そんなVRですが、今回はVRゲームに的を絞って従来のビデオゲームと比べてどんなところが優れているのか、そして今後のVRゲームはどんな方向に向かって進んで行くのかを改めて考えてみましょう。
【目次】
①VRゲームを取り巻く現状は?
②映像の世界に入り込む没入体験
③体を動かすことによる健康促進
④体験型の学習や訓練
⑤他人とのコミュニケーション
⑥北米VR市場の変化
⑦まとめ
<①VRゲームを取り巻く現状は?>
2023年に入り2月にはPSVR2が10月にはMeta Quest3が発売となり、待望の新機種が出そろったVRヘッドセットですが、販売価格の高騰もあってか期待されていたほどの盛り上がりはみせていません。VRゲーム市場に関しても、悲観的な見方が散見されるようになっています。
とは言え、明るい材料がまったくないというわけでもありません。AR機能を重視し高機能路線に舵を切ったQuest3に対して、廉価モデルが来年登場するという噂もあるほか、今年6月には「東京クロノス」や「DYSCHRONIA: Chronos Alternate」などのVRゲームを手掛けてきたゲームスタジオMyDearestがVRゲームのパブリッシング事業を開始するといった動きもありました。

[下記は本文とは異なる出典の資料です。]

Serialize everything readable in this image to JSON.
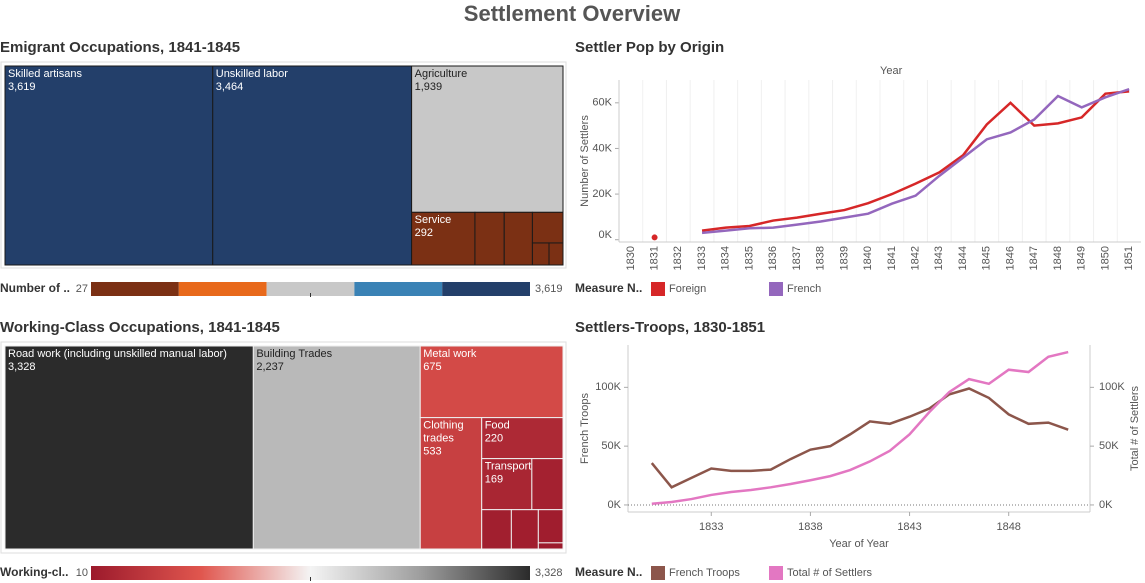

VRゲームに現状を打開する力はあるのでしょうか。まずはVRゲームの魅力や特徴がどこにあるのかを確認してみましょう。
<②映像の世界に入り込む没入体験>
VRゲームではVRヘッドセットを介して目の前に広がる立体映像と、VRヘッドセットやVRコントローラーに内蔵されたカメラやモーションセンサーによって頭や腕といった体の向きや動きを検出し映像に反映することで、あたかもプレイヤーがゲームの世界に入り込んだかのような体験を可能にしてくれます。ゲーム世界の中で腕や体を実際に動かしてゲームを体感できる。この感覚は従来の2Dゲームでは味わえないものといっていいでしょう。
<③体を動かすことによる健康促進>
②でも触れましたが、VRゲームの多くは体の動きを検出するモーショントラッキング技術を利用しています。これにより従来のコントローラーのような指先の動きだけでなく、体全体を動かしてゲーム内の自分やキャラクターを操作します。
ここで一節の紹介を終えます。